The menu at Ballymaloe House includes many traditional Irish dishes, as well as some that display Allen's skill in finding new ways with Irish ingredients. The dinner menu might include zucchini blossoms stuffed with fish mousse, Ballymaloe's own pat'e, fish bisque scented with saffron, potato soup laced with fresh herbs, spiced mutton pie, and smoked Clommel ham, along with vegetables, beautifully cooked and presented (dinners run about $50 per person).
She has researched various dishes. ``I spent one time in my life asking everyone I met if they put carrots in their Irish stew. The answer was invariably `yes,''' Allen says, noting that ``my mother always put carrots in her stew; everyone in Shanagarry did, too. I found carrots going into Irish stew as far north as Tipperary.
``The classic version has no carrots, but it is common practice to include them - in the south, anyway. As this is a traditional folk dish I feel that common usage carries its own authority.''
A measure of the excellence of Allen's cooking came by way of an invitation to cook in France. In 1981, she took over La Ferme Irlandaise, the only authentic Irish restaurant in Paris. It became one of the city's best-known brunch restaurants with Parisians standing in line for the porridge, sausage, Irish smoked salmon, Irish bacon, tomatoes, and black and white pudding.

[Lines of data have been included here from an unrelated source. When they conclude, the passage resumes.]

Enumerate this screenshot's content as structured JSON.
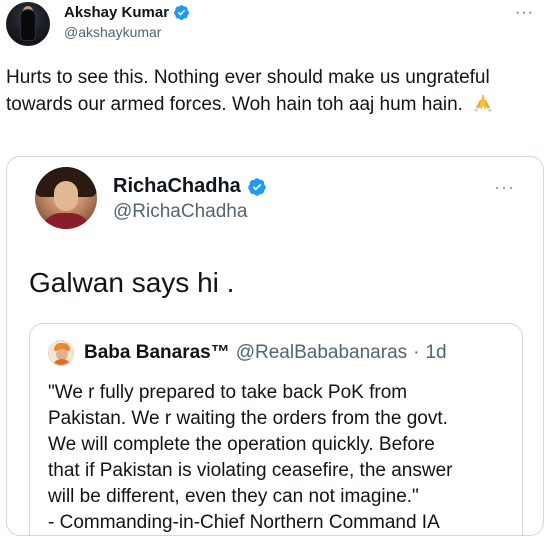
{
  "tweet": {
    "author": {
      "display_name": "Akshay Kumar",
      "handle": "@akshaykumar",
      "avatar_icon": "profile-photo"
    },
    "more_icon": "···",
    "text": "Hurts to see this. Nothing ever should make us ungrateful towards our armed forces. Woh hain toh aaj hum hain.",
    "emoji": "folded-hands"
  },
  "quote": {
    "author": {
      "display_name": "RichaChadha",
      "handle": "@RichaChadha"
    },
    "more_icon": "···",
    "text": "Galwan says hi .",
    "inner_quote": {
      "author_name": "Baba Banaras™",
      "handle": "@RealBababanaras",
      "separator": "·",
      "time": "1d",
      "lines": [
        "\"We r fully prepared to take back PoK from",
        "Pakistan. We r waiting the orders from the govt.",
        "We will complete the operation quickly. Before",
        "that if Pakistan is violating ceasefire, the answer",
        "will be different, even they can not imagine.\"",
        "- Commanding-in-Chief Northern Command IA"
      ]
    }
  },
  "colors": {
    "verified_blue": "#1d9bf0",
    "text_primary": "#0f1419",
    "text_secondary": "#536471",
    "border": "#cfd9de"
  }
}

``It was extraordinary to see them enjoy the simple things we would consider everyday fare. To see very chic Parisians demanding tea with their Irish stew was quite an experience,'' Allen says.
The restaurant closed after a few years because of the hectic commute (for both food and chef) between County Cork and Paris. ``It was just too much, bringing over all the food, and trying to run both the Paris restaurant and Ballymaloe at the same time,'' she says.
Ballymaloe House, in Shanagarry, County Cork, Ireland, is open all year round except three days at Christmas.